O segundo carro comprado por ela foi um Chevete, aquele da marca Chevrolet. Era um Chevete “furta-cor”, pois nunca sabíamos se ele era amarelo ou laranja. E com esse carro fizemos passeios memoráveis até que um dia...
Bem, para entender melhor os acontecimentos a seguir devo começar explicando, onde e como tudo se inicia. Pois é, nada era mais esperado pela sociedade piracicabana, do que, o Baile de Formatura da Turma da Agronomia da Esalq (Escola Superior de Agronomia Luíz de Queirós). Os convites eram disputadíssimos e movimentávamos amigos e parentes dos formandos atrás de consegui-los a todo custo.
Naquele ano o baile iria superar a todos os outros. Dois conjuntos, e, uma orquestra de sucesso iria abrilhantar os três salões de festa do prédio principal da universidade. O traje era smoking para os homens e vestido longo para as mulheres. As lojas de tecidos, modistas e costureiras da cidade eram procuradas alguns meses antes para que nada saísse errado nas escolhas feitas por todos.
Uma semana antes do baile a nossa roupa já estava pronta, impecável e, pendurada no cabide esperando o momento para ser vestida para o tão almejado baile. Mas, ainda não havíamos conseguido os convites e frustradas procurávamos meios para podermos ir ao baile dos nossos sonhos.
No dia esperado, eu havia conseguido dois convites e Eliza um, como a Terezoca não podia faltar era a motorista, bem, resolvi ceder o meu para ela, com uma enorme esperança, de que na portaria na noite do baile, eu conseguiria um convite para poder entrar!
Com meia hora de antecedência maquiadas, cabelos arrumados, com as nossas melhores bijuterias e vestidas de longo subimos no Chevete para irmos a Esalq. O carro estava abastecido, cheirando a novo, pois havia passado por uma limpeza rigorosa.
Riamos de tudo e de todos. A alegria contagiante era sentida pelos transeuntes nas ruas que passávamos. Mas, no meio do nosso caminho tinha uma pedra, ou melhor, uma pedreira inteira!
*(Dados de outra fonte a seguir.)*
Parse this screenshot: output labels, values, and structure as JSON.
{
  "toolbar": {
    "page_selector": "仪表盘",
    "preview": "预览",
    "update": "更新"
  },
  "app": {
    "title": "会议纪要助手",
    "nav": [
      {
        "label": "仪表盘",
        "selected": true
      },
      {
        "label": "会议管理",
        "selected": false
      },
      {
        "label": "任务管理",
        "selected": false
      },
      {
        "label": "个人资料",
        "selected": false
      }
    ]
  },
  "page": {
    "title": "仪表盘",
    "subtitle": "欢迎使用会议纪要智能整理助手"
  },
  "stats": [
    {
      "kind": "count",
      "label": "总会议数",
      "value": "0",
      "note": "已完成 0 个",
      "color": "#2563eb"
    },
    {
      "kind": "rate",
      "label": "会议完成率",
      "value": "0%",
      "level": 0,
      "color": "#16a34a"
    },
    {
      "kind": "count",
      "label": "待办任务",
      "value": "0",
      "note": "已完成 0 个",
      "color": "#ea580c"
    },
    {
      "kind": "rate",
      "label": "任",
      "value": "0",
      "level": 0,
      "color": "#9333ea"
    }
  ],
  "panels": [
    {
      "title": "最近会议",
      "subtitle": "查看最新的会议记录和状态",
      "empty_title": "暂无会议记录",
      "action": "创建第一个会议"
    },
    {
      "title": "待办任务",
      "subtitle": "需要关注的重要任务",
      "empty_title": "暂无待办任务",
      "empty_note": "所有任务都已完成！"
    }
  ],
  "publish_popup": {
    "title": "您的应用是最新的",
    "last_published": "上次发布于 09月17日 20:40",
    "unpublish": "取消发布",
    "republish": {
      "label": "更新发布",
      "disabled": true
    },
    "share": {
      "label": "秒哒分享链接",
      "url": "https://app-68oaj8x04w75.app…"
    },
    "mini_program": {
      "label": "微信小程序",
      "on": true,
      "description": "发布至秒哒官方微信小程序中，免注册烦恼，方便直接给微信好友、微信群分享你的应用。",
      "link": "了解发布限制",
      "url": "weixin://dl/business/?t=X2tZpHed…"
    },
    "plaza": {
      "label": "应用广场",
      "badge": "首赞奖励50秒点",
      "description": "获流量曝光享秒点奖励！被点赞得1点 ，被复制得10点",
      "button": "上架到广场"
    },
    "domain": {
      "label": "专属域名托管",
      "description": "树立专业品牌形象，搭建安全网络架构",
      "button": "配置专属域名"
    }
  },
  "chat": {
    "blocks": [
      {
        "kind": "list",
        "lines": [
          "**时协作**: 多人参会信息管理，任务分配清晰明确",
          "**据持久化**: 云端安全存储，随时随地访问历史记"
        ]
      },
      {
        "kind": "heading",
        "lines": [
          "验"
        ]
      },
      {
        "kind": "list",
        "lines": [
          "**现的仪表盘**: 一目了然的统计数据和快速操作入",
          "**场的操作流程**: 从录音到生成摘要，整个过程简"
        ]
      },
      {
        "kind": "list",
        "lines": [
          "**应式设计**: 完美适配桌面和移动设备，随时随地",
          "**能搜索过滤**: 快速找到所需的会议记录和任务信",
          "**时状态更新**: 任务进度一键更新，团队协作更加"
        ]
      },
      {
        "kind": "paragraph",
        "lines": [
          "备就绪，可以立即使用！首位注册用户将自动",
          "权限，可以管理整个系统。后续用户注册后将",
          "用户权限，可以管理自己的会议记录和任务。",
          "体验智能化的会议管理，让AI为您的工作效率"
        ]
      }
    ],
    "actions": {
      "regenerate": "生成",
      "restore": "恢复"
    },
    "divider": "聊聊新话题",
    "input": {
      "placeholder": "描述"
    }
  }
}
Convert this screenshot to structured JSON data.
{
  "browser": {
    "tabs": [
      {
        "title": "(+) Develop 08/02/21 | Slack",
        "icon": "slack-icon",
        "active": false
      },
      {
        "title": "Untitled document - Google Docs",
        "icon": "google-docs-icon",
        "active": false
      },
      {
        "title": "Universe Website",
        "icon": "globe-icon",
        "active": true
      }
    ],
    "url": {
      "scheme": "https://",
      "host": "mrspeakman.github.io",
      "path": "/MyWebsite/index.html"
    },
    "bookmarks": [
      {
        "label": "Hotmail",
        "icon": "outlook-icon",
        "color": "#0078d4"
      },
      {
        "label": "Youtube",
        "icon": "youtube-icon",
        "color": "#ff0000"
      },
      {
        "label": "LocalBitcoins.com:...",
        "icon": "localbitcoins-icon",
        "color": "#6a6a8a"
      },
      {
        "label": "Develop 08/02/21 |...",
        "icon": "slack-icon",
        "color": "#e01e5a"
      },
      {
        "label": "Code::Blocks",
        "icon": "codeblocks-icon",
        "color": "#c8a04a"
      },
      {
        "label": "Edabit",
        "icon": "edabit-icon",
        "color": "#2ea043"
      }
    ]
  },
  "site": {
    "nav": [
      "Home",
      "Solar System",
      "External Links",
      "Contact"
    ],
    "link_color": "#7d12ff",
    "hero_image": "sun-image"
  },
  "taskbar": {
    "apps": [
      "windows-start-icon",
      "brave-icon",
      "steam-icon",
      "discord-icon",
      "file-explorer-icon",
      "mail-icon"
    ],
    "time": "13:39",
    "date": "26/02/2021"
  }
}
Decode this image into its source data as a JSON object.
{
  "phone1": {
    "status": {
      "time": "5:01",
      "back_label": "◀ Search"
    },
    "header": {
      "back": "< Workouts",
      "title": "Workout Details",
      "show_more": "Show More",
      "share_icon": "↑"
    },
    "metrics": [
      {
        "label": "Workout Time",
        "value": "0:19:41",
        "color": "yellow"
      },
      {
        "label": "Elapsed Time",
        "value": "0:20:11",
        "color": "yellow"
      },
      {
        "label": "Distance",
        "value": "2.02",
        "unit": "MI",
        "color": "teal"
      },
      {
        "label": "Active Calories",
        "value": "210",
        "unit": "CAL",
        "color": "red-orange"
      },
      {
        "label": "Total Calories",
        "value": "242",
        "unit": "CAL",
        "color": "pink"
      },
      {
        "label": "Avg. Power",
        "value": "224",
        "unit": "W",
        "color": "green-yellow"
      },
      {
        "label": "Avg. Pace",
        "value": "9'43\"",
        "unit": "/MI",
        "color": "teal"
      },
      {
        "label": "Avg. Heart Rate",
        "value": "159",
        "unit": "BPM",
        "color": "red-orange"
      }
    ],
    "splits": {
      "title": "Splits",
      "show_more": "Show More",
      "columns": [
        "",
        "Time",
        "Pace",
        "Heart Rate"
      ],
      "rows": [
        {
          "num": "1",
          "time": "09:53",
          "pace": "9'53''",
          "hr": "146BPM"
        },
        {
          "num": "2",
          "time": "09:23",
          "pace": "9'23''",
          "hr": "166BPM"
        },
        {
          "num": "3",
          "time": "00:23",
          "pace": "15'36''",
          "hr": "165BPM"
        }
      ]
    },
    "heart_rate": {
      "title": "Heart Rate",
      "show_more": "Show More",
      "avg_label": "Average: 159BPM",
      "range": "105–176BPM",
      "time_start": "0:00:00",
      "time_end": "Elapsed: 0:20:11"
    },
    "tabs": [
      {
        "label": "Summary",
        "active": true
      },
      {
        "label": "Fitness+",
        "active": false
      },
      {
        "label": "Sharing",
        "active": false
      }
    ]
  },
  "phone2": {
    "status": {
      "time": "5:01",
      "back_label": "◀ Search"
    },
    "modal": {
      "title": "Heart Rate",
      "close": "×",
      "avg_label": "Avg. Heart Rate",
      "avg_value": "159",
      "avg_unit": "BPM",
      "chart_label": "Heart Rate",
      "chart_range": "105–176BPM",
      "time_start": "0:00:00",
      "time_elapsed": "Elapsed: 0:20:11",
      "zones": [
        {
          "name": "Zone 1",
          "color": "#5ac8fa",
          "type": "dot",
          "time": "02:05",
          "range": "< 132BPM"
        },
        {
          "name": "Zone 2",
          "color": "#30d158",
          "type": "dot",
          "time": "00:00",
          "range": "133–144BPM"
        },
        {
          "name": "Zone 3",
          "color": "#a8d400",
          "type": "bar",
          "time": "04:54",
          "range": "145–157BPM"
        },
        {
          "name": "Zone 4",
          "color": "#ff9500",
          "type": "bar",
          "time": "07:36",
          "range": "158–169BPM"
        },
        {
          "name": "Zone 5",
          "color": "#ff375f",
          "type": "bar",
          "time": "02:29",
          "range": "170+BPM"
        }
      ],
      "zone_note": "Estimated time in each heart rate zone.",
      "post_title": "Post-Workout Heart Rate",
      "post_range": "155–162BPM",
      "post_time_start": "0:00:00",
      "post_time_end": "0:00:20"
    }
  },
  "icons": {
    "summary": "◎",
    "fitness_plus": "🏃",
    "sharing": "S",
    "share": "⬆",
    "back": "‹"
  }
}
Na descida da Rua Treze de Maio na altura do Ginásio Municipal de Esportes, isto mesmo, aquele ao lado do Cemitério da Saudade, o “furta-cor” resolve engazopar,e nos deixar na mão!
Depois de algumas tentativas em dar a partida, a Terezoca teve a brilhante idéia de descermos e empurrarmos o carro.
_Mas, estamos de longo_ reclamei timidamente.
_Vocês querem ou não ir ao baile?
Com um argumento desses, a motorista conseguiu a nossa atenção ,e a nossa força para empurrar o teimoso. E, após, cento e cinqüenta longos metros, o “tarzinho” roncou o seu motor, e, em uma rapidez de dar inveja a qualquer super-herói, nele subimos para continuar o restante do caminho.
Terezoca tinha que pisar fundo no acelerador para o carro não morrer, e, assim conseguimos chegar sãs e salvas no local do baile. Mas, não consegui o convite e foi depois de muito pensar, que tivemos a idéia de esperar um bando de formandos entrarem e na confusão entrei de marcha à ré. Isto mesmo, caro leitor, fiz como a lagosta e dessa maneira entrei. Foi assim, que junto, com as minhas amigas desfrutamos o melhor e o último baile juntas. A partir de um espaço curto de tempo as nossas vidas tiveram rumos diferentes.